Non, je me sens plutôt bien. Je suis surtout concentrée sur le fait de créer plus de musique. Et puis, une grande partie de cette histoire a commencé sur Internet, avec ces gens que je n’avais jamais rencontrés, qui m’ont finalement donné le boulot de mes rêves. Donc de pouvoir les rencontrer avec cette tournée, de venir en France où j’ai vécu il y a deux ans, d’y avoir un concert complet et d’y ressentir tant de chaleur, de positivité, d’ouverture d’esprit de la part de la foule, c’est incroyable. Je pense que la musique montre aux gens qu’ils ont plus en commun que ce qu’ils ne croient. Qu’on puisse tous être dans une salle, et ressentir la musique, c’est la chose la plus humaine qu’on puisse faire. Ça fait du bien.

Au-delà de la musique, il y a toujours une ambiance particulière dans tes morceaux, accentués par des petits sons qui n’ont, à la base, rien à voir avec de la musique. Qu’est-ce qu’ils représentent pour toi ?
La nature, oui. Je pense que c’était ma façon de donner un sentiment d’ancrage dans un lieu. Tout ces sons naturels sont aussi un moyen de rendre la musique familière aux gens. Tu entends des oiseaux, des grenouilles, des arbres, du vent, ce genre de choses, tu les entends dans ta vie de tous les jours, mais tu ne les entends jamais vraiment dans la musique.

À Paris, c’est un peu plus compliqué…
Ouais, c’est sûr. Mais par exemple, au tout début de l’EP sur Color Song, il y a un sample de criquet qui vient de Tende. Quand j’y étais en randonnée, je prenais des sons grâce à un petit enregistreur. Ça ne sonne pas comme Paris mais pour moi ça sonne comme la France, le Maryland, New-York…

Récemment, j’ai parlé à une artiste qui a eu, toutes proportions gardées, le même engouement autour d’elle. Quand elle est devenue connue, elle a signé dans une major, mais ils voulaient qu’elle fasse des choses qui ne lui ressemblaient pas du tout. Résultat, ça n’a pas du tout marché entre eux et elle s’est fait virer. Est-ce que tu as rencontré des problèmes similaires ? 
En fait, tous les disques que j’ai faits jusque-là ont été créés avant même de signer chez Capitol. D’ailleurs, j’ai créé mon propre label, donc Capitol fait seulement la distribution. Mais je pense que ce qui marche, c’est que je suis moi-même, que c’est authentique, donc un label aura du mal à s’impliquer dans ce que je fais. Et puis je suis une personne très têtue ! (Rires) Je prends ma créativité très au sérieux, donc je ne pense pas que ça marcherait.
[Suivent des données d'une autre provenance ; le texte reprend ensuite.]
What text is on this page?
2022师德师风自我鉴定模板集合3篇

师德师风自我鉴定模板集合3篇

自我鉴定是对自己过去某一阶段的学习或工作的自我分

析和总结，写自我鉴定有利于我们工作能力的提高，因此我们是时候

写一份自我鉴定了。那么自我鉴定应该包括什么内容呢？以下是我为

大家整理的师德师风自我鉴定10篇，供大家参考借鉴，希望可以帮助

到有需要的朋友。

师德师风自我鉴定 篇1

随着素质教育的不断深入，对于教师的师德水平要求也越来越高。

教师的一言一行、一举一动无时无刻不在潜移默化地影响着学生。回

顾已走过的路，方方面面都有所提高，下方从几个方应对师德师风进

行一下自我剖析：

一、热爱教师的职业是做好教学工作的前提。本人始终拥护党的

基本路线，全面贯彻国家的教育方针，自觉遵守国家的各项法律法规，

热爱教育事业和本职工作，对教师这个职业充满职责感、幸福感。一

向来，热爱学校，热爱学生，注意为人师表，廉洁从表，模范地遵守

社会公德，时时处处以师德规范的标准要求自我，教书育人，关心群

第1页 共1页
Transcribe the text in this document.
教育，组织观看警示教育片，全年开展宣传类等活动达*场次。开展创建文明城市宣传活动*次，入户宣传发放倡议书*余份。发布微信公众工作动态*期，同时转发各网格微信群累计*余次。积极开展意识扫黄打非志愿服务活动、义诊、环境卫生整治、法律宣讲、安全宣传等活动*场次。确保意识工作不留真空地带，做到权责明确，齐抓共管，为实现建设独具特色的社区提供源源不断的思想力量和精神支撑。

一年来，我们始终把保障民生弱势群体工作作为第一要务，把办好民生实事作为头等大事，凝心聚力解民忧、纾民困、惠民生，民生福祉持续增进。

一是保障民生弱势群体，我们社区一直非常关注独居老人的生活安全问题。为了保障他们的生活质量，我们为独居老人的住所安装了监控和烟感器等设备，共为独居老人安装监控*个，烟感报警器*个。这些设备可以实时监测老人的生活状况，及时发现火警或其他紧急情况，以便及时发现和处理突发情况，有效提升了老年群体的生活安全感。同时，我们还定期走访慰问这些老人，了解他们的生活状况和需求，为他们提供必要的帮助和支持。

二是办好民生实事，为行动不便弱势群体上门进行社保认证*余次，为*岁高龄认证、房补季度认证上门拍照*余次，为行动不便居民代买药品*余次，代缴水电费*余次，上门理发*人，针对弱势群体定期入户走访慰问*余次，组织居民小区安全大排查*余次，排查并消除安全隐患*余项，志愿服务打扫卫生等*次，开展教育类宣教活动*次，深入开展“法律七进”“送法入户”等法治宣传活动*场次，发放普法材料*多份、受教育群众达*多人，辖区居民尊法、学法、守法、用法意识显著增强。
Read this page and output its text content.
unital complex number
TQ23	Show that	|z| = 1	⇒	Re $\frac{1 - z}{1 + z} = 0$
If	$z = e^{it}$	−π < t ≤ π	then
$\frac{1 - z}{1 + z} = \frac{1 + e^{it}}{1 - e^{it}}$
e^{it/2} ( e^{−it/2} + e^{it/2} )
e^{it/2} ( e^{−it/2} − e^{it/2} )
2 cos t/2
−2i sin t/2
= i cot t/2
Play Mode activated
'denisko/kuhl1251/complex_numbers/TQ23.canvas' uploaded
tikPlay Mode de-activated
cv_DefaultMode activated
Pour conclure, tu as écrit un texte à ton public en le terminant par «je ne vous laisserai pas tomber.» Est-ce que tu as l’impression que tu doives «maintenir l’excitation» autour de toi et de ta musique ?
Non, je ne ressens pas de pression, en fait je promets surtout de rester moi-même, ce qui est très facile à faire. Je n’arrêterai jamais d’être moi-même, parce que je ne fais pas de musique pour les autres. Si les gens adorent ce que je fais, c’est génial. Si les gens n’aiment pas ça, c’est totalement OK, tout le monde apprécie des choses différentes. Ce qui est important pour moi, c’est que le travail soit fait d’obstacles, qu’il soit excitant. Maintenant, cet EP a été fait il y a un an, donc j’en suis à un point où je veux faire de nouvelles choses. Hier, il y avait du vieux et du neuf, oui. Certains seront peut-être sur le prochain album, d’autres ne seront joués qu’en live, qui sait.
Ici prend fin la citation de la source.